16- It is pertinent to note that the complaint was filed only when all efforts to return to the matrimonial home had failed and the respondent No.2-husband had filed a divorce petition under Section 13 of the Hindu Marriage Act, 1955. That apart, in our view, filing of a divorce petition in a Civil Court cannot be a ground to quash criminal proceedings under Section 482 of the Code as it is well settled that criminal and civil proceedings are separate and independent and the pendency of a civil proceeding cannot bring to an end a criminal proceeding even if they arise out of the same set of facts. Such being the position, we are, therefore, of the view that the High Court while exercising its powers under Section 482 of the Code has gone beyond the allegations made in the FIR and has acted in excess of its jurisdiction and, therefore, the High Court was not justified in quashing the FIR by going beyond the allegations made in the FIR or by relying on extraneous considerations.

...

22- For the reasons aforesaid, we are inclined to interfere with the

order of the High Court and hold that the High Court in quashing the FIR in the exercise of its inherent powers under Section 482 of the Code by relying on the investigation report and the findings made therein has acted beyond its jurisdiction. For the purpose of finding out the commission of a cognizable offence, the High Court was only required to look into the allegations made in the complaint or the FIR and to conclude whether a prima facie offence had been made out by the complainant in the FIR or the complaint or not."

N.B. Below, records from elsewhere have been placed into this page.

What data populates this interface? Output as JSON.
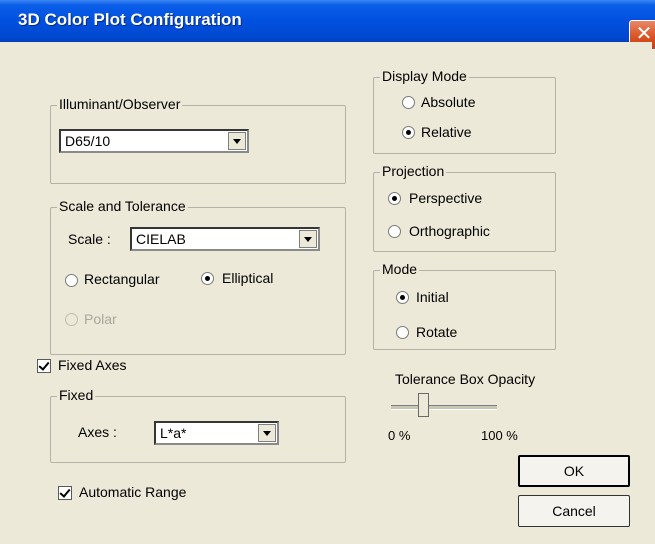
{
  "window": {
    "title": "3D Color Plot Configuration",
    "close_glyph": "✕"
  },
  "illuminant": {
    "legend": "Illuminant/Observer",
    "value": "D65/10"
  },
  "scale": {
    "legend": "Scale and Tolerance",
    "scale_label": "Scale :",
    "scale_value": "CIELAB",
    "rectangular": "Rectangular",
    "elliptical": "Elliptical",
    "polar": "Polar",
    "selected": "Elliptical"
  },
  "fixed_axes": {
    "label": "Fixed Axes",
    "checked": true
  },
  "fixed": {
    "legend": "Fixed",
    "axes_label": "Axes :",
    "axes_value": "L*a*"
  },
  "automatic_range": {
    "label": "Automatic Range",
    "checked": true
  },
  "display_mode": {
    "legend": "Display Mode",
    "absolute": "Absolute",
    "relative": "Relative",
    "selected": "Relative"
  },
  "projection": {
    "legend": "Projection",
    "perspective": "Perspective",
    "orthographic": "Orthographic",
    "selected": "Perspective"
  },
  "mode": {
    "legend": "Mode",
    "initial": "Initial",
    "rotate": "Rotate",
    "selected": "Initial"
  },
  "opacity": {
    "label": "Tolerance Box Opacity",
    "min_label": "0 %",
    "max_label": "100 %",
    "value_fraction": 0.25
  },
  "buttons": {
    "ok": "OK",
    "cancel": "Cancel"
  }
}
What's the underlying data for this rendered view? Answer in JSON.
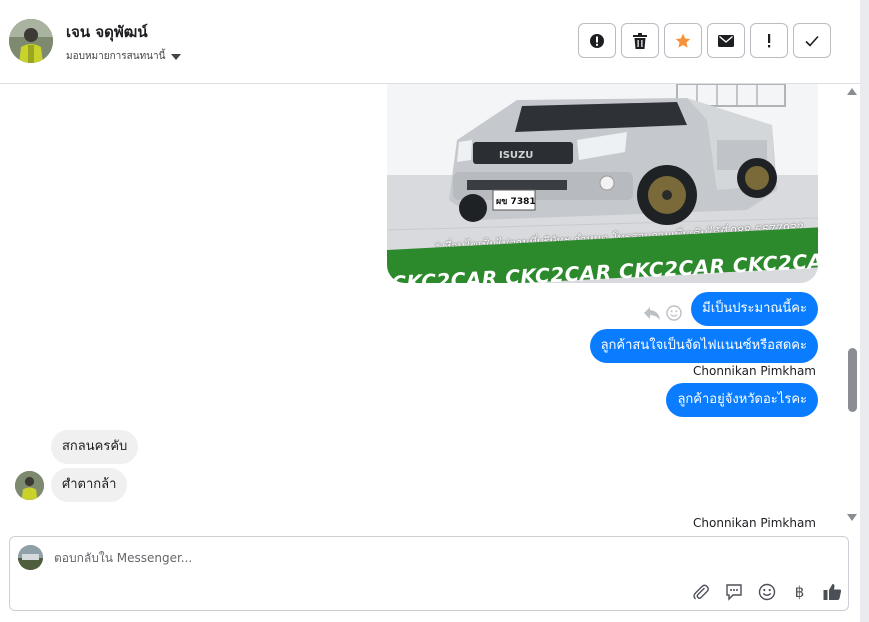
{
  "header": {
    "contact_name": "เจน จดุพัฒน์",
    "assign_label": "มอบหมายการสนทนานี้",
    "actions": [
      {
        "icon": "alert-circle-icon"
      },
      {
        "icon": "trash-icon"
      },
      {
        "icon": "star-icon"
      },
      {
        "icon": "envelope-icon"
      },
      {
        "icon": "exclamation-icon"
      },
      {
        "icon": "checkmark-icon"
      }
    ]
  },
  "conversation": {
    "image": {
      "caption": "*เงื่อนไขเป็นไปตามที่บริษัทฯ กำหนด โทรสอบถามเพิ่มเติมได้ที่ 088-5577932",
      "banner": "CKC2CAR CKC2CAR CKC2CAR CKC2CAR CKC2",
      "plate": "ผข 7381",
      "brand": "ISUZU"
    },
    "outgoing": [
      {
        "text": "มีเป็นประมาณนี้คะ"
      },
      {
        "text": "ลูกค้าสนใจเป็นจัดไฟแนนซ์หรือสดคะ"
      },
      {
        "text": "ลูกค้าอยู่จังหวัดอะไรคะ"
      }
    ],
    "sender_labels": [
      "Chonnikan Pimkham",
      "Chonnikan Pimkham"
    ],
    "incoming": [
      {
        "text": "สกลนครคับ"
      },
      {
        "text": "ศำตากล้า"
      }
    ]
  },
  "composer": {
    "placeholder": "ตอบกลับใน Messenger...",
    "tools": [
      "paperclip-icon",
      "speech-bubble-icon",
      "smiley-icon",
      "baht-icon",
      "thumbs-up-icon"
    ],
    "baht_symbol": "฿"
  },
  "colors": {
    "accent": "#0a7cff",
    "star": "#f7923a",
    "incoming_bubble": "#f0f0f0",
    "banner_green": "#2c8a2c"
  }
}
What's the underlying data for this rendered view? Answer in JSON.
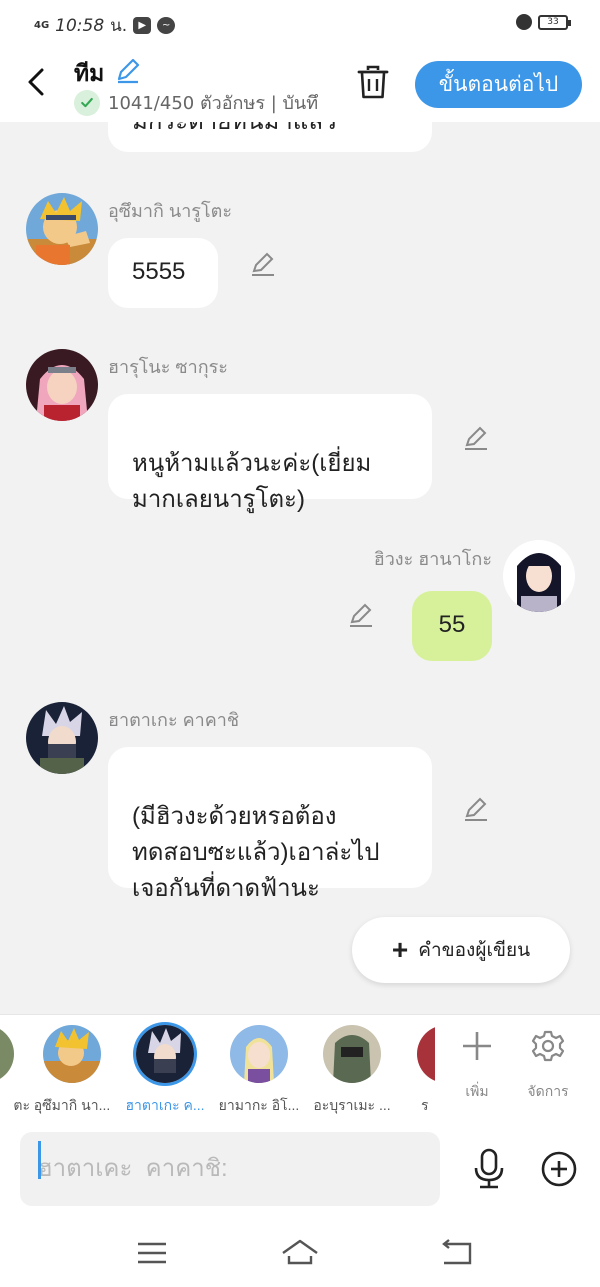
{
  "status_bar": {
    "network": "4G",
    "time": "10:58",
    "meridiem": "น.",
    "battery": "33"
  },
  "header": {
    "title": "ทีม",
    "char_count": "1041/450 ตัวอักษร | บันทึ",
    "next_label": "ขั้นตอนต่อไป",
    "accent": "#3d97e8"
  },
  "chat": {
    "messages": [
      {
        "id": "m0",
        "sender": "",
        "text": "มีกระต่ายหนีมาแล้ว",
        "side": "left"
      },
      {
        "id": "m1",
        "sender": "อุซึมากิ นารูโตะ",
        "text": "5555",
        "side": "left"
      },
      {
        "id": "m2",
        "sender": "ฮารุโนะ ซากุระ",
        "text": "หนูห้ามแล้วนะค่ะ(เยี่ยม\nมากเลยนารูโตะ)",
        "side": "left"
      },
      {
        "id": "m3",
        "sender": "ฮิวงะ ฮานาโกะ",
        "text": "55",
        "side": "right"
      },
      {
        "id": "m4",
        "sender": "ฮาตาเกะ คาคาชิ",
        "text": "(มีฮิวงะด้วยหรอต้อง\nทดสอบซะแล้ว)เอาล่ะไป\nเจอกันที่ดาดฟ้านะ",
        "side": "left"
      }
    ],
    "write_button": "คำของผู้เขียน",
    "bubble_green": "#d6f19a"
  },
  "characters": [
    {
      "label": "ตะ",
      "selected": false
    },
    {
      "label": "อุซึมากิ นา...",
      "selected": false
    },
    {
      "label": "ฮาตาเกะ ค...",
      "selected": true
    },
    {
      "label": "ยามากะ อิโ...",
      "selected": false
    },
    {
      "label": "อะบุราเมะ ...",
      "selected": false
    },
    {
      "label": "ร",
      "selected": false
    }
  ],
  "tools": {
    "add_label": "เพิ่ม",
    "manage_label": "จัดการ"
  },
  "input": {
    "placeholder": "ฮาตาเคะ  คาคาชิ:"
  }
}
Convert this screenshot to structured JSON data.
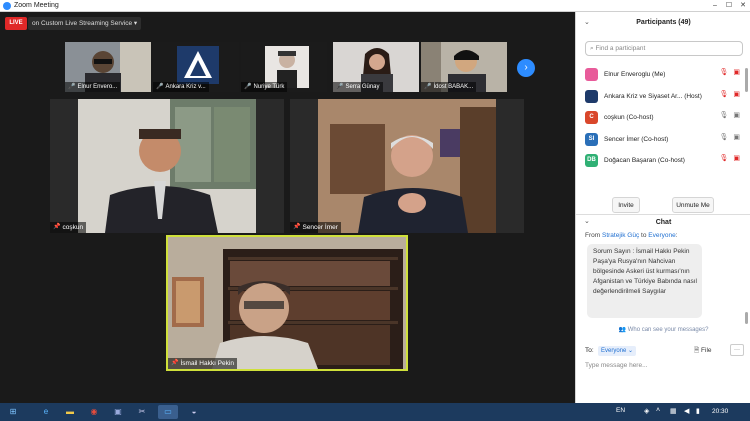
{
  "window": {
    "title": "Zoom Meeting"
  },
  "top_bar": {
    "live_label": "LIVE",
    "stream_label": "on Custom Live Streaming Service ▾"
  },
  "thumbnails": [
    {
      "name": "Elnur Envero..."
    },
    {
      "name": "Ankara Kriz v..."
    },
    {
      "name": "Nuriye Türk"
    },
    {
      "name": "Serra Günay"
    },
    {
      "name": "İdost BABAK..."
    }
  ],
  "tiles": [
    {
      "name": "coşkun"
    },
    {
      "name": "Sencer İmer"
    },
    {
      "name": "İsmail Hakkı Pekin"
    }
  ],
  "participants": {
    "header": "Participants (49)",
    "search_placeholder": "Find a participant",
    "items": [
      {
        "initials": "",
        "name": "Elnur Enveroglu (Me)",
        "color": "#e85b9a"
      },
      {
        "initials": "",
        "name": "Ankara Kriz ve Siyaset Ar... (Host)",
        "color": "#1e3a6a"
      },
      {
        "initials": "C",
        "name": "coşkun (Co-host)",
        "color": "#d9472b"
      },
      {
        "initials": "SI",
        "name": "Sencer İmer (Co-host)",
        "color": "#2a6fb8"
      },
      {
        "initials": "DB",
        "name": "Doğacan Başaran (Co-host)",
        "color": "#2fb074"
      }
    ],
    "invite_label": "Invite",
    "unmute_label": "Unmute Me"
  },
  "chat": {
    "header": "Chat",
    "from_prefix": "From ",
    "from_name": "Stratejik Güç",
    "to_word": " to ",
    "to_name": "Everyone",
    "colon": ":",
    "message": "Sorum Sayın : İsmail Hakkı Pekin Paşa'ya Rusya'nın Nahcivan bölgesinde Askeri üst kurması'nın Afganistan ve Türkiye Babında nasıl değerlendirilmeli Saygılar",
    "who_can_see": "Who can see your messages?",
    "to_label": "To:",
    "recipient": "Everyone ⌄",
    "file_label": "File",
    "more_label": "···",
    "input_placeholder": "Type message here..."
  },
  "taskbar": {
    "lang": "EN",
    "time": "20:30"
  },
  "colors": {
    "live": "#e02828",
    "accent": "#2d8cff",
    "speaker_border": "#cfe03a",
    "taskbar": "#1c3a5e"
  }
}
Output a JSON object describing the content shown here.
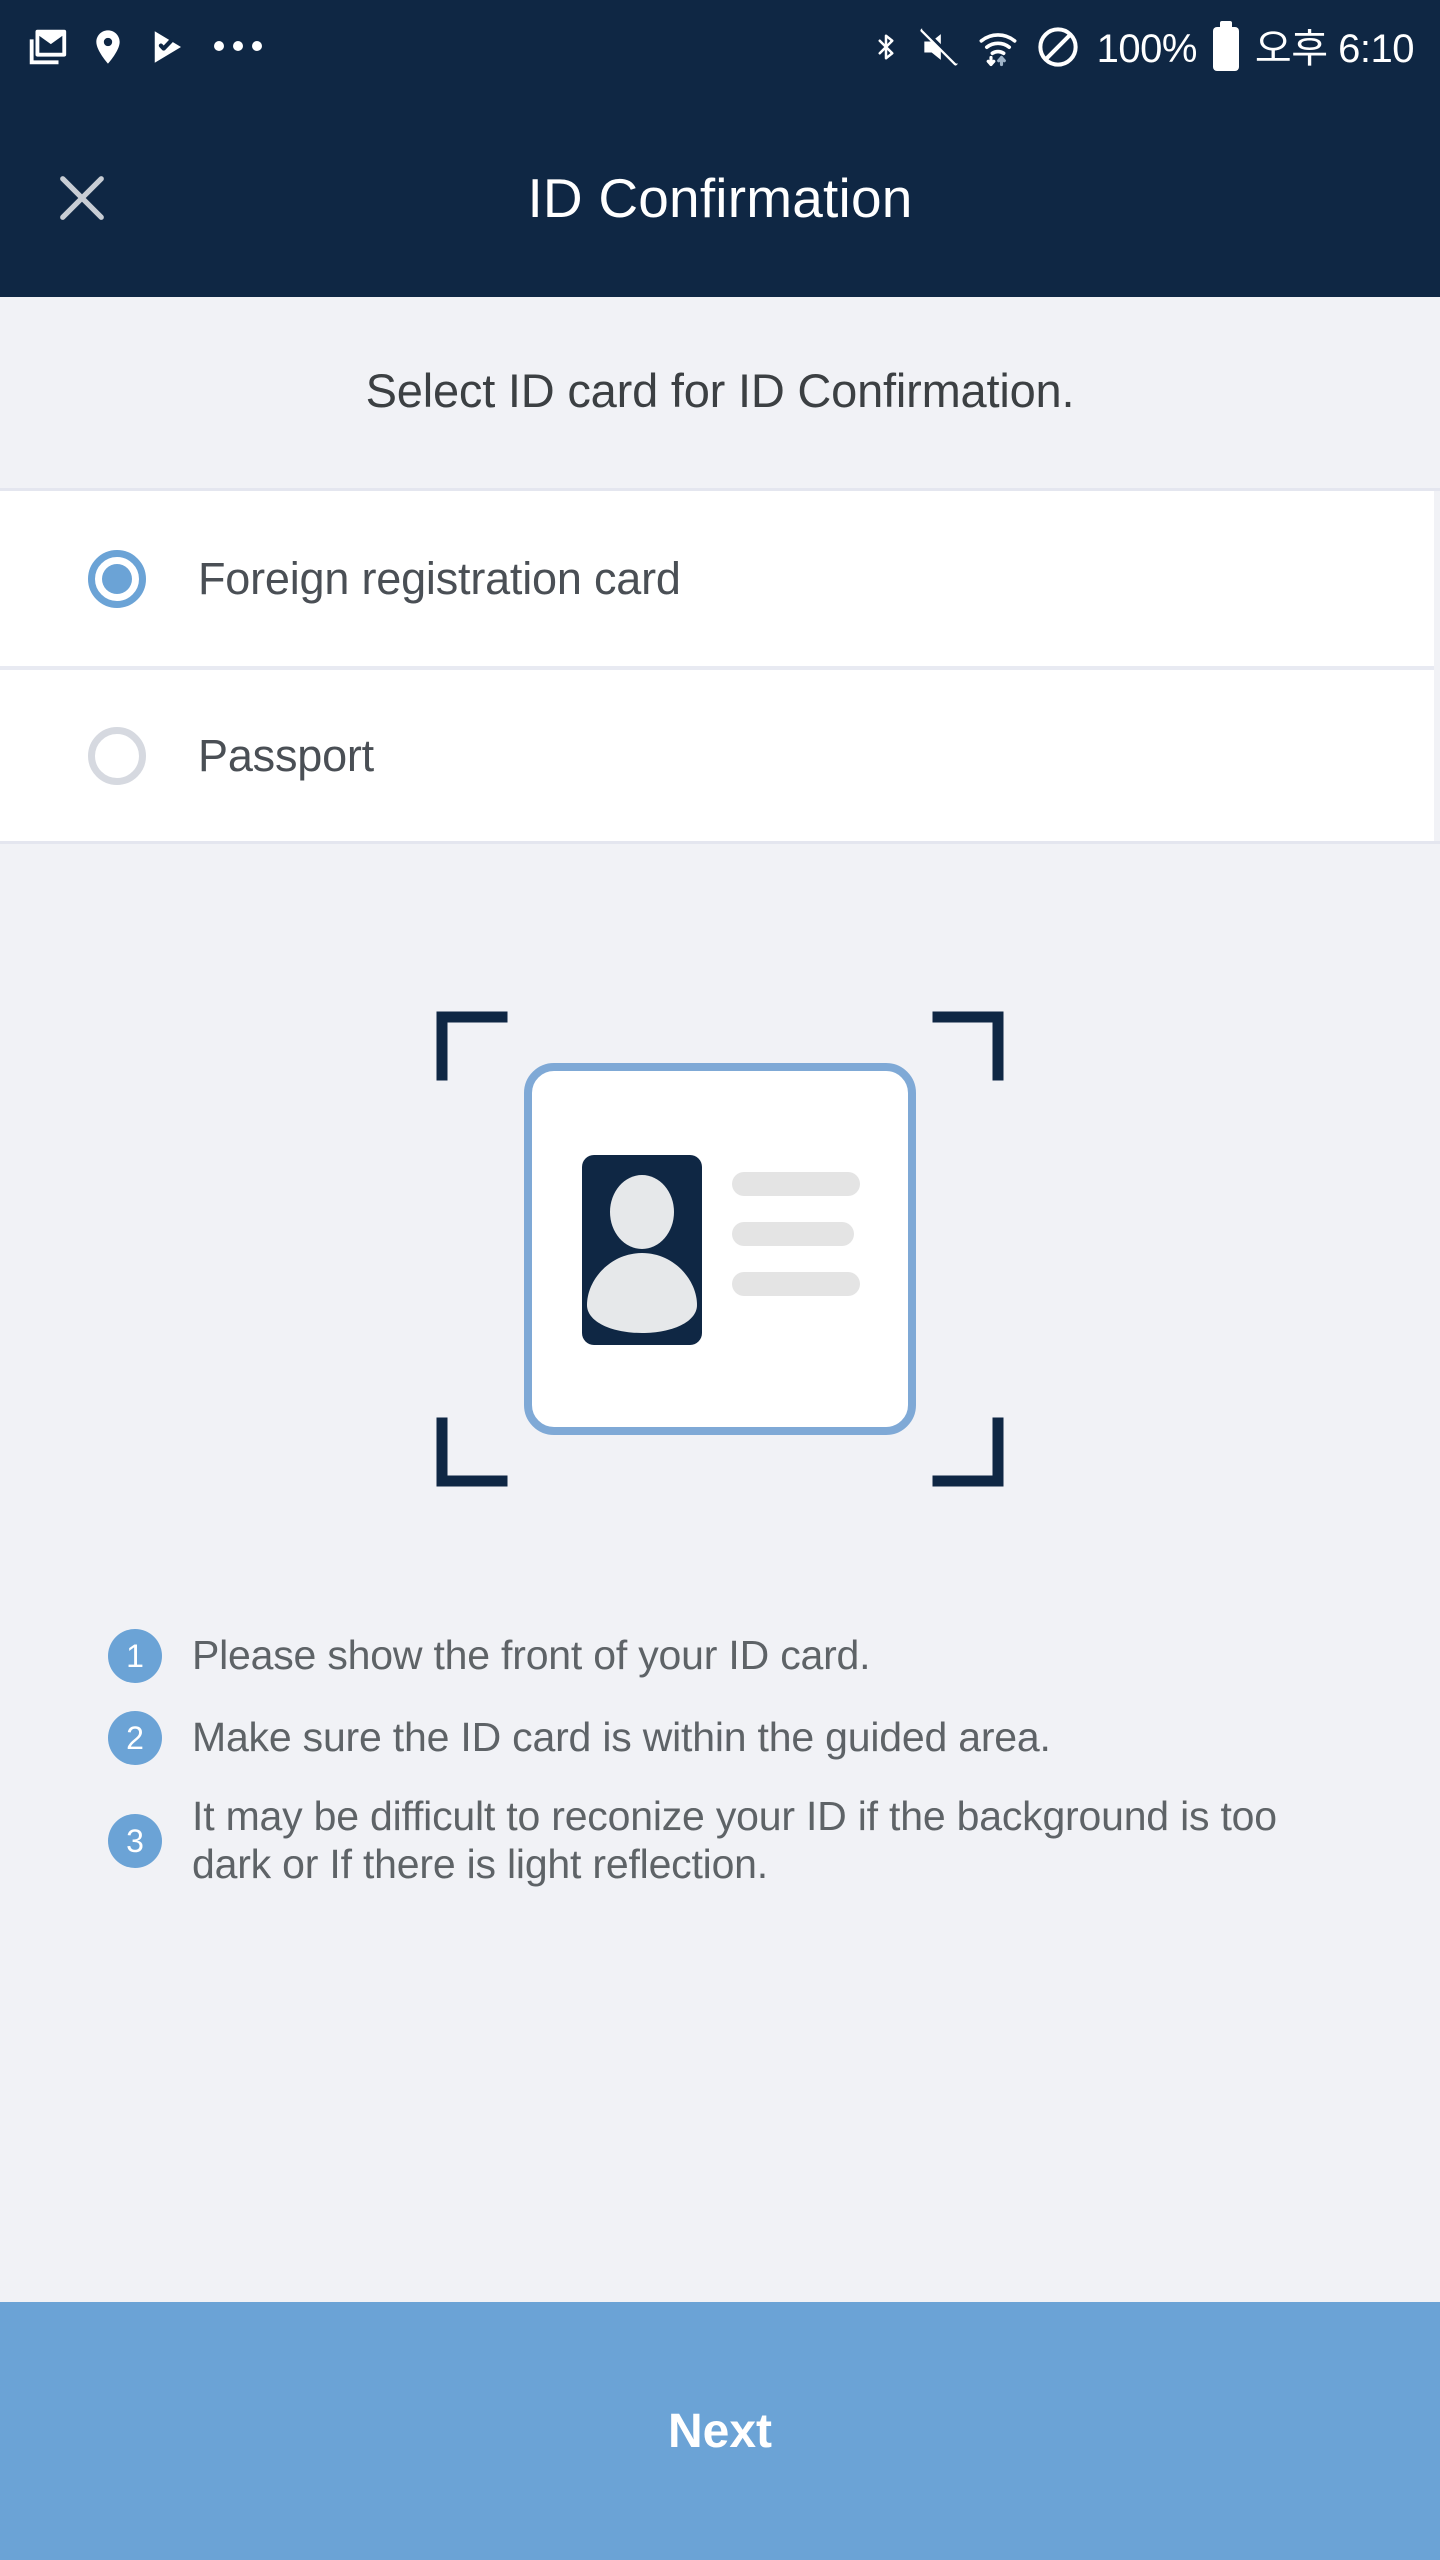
{
  "colors": {
    "header_bg": "#0f2744",
    "page_bg": "#f1f2f6",
    "accent": "#6ba3d6",
    "card_dark": "#0f2744",
    "row_bg": "#ffffff",
    "text_primary": "#3c4043",
    "text_secondary": "#5e6367",
    "placeholder_bar": "#e4e4e4"
  },
  "statusbar": {
    "left_icons": [
      "gmail-icon",
      "location-pin-icon",
      "play-movies-icon",
      "more-icons-overflow"
    ],
    "right_icons": [
      "bluetooth-icon",
      "volume-mute-icon",
      "wifi-icon",
      "do-not-disturb-icon"
    ],
    "battery_percent": "100%",
    "battery_icon": "battery-full-icon",
    "clock": "오후 6:10"
  },
  "header": {
    "title": "ID Confirmation",
    "close_icon": "close-icon"
  },
  "main": {
    "subtitle": "Select ID card for ID Confirmation.",
    "options": [
      {
        "label": "Foreign registration card",
        "selected": true
      },
      {
        "label": "Passport",
        "selected": false
      }
    ],
    "illustration": {
      "name": "id-card-scan-illustration",
      "corner_brackets": 4,
      "photo_placeholder": "person-avatar-icon",
      "text_placeholder_bars": 3
    },
    "notes": [
      {
        "number": "1",
        "text": "Please show the front of your ID card."
      },
      {
        "number": "2",
        "text": "Make sure the ID card is within the guided area."
      },
      {
        "number": "3",
        "text": "It may be difficult to reconize your ID if the background is too dark or If there is light reflection."
      }
    ]
  },
  "footer": {
    "next_label": "Next"
  }
}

15. Therefore it cannot be said that FIR in the present case is registered as a counter blast to Section 9 of Hindu Marriage Act proceedings.

16. Considering the aforesaid proposition laid by the Hon'ble Supreme Court as well as by the Coordinate Bench of this Court and considering the facts and circumstances of the present case as the main motive of applicants are reflected in the FIR and there are allegations made against them coupled with the fact that there is sufficient explanation on not lodging the FIR on the earlier ocassion as the wife was always making efforts to save the family. No interference is called for in the present petition as far as husband/petitioner No.1 is concerned.

17. Husband is the person who is responsible to take care of wife. He is her guardian and responsible for any indecent behaviour or harassment being caused to her. He is duty bound to take all possible steps to protect her and to provide her pleasant atmosphere in her matrimonial house. In the present marriage took place 17 years ago. FIR discloses specific allegation against husband, name of mother-in-law is added at the end. This goes to show that she has been roped up in the case. She is aged about 62 years.

18. The Hon'ble Supreme Court in the case of State of Haryana Vs. Bhajanlal reported in 1992 Suppl. SCC 335 has laid down certain guidelines. The case of the husband does not fall under any of the parameters which have been framed by the Hon'ble Supreme Court in the case of Bhajanlal (supra).

19. Under these circumstances and considering the law laid down in aforesaid

cases, the criminal proceedings against husband i.e. applicant No.1 are proper and does not require any interference. Hence, petition by applicant No.1 is dismissed. For applicant No.2 for the reasons mentioned hereinabove, the criminal proceedings cannot continue. Hence, they are quashed.

20. Petition is partly allowed. No order as to costs.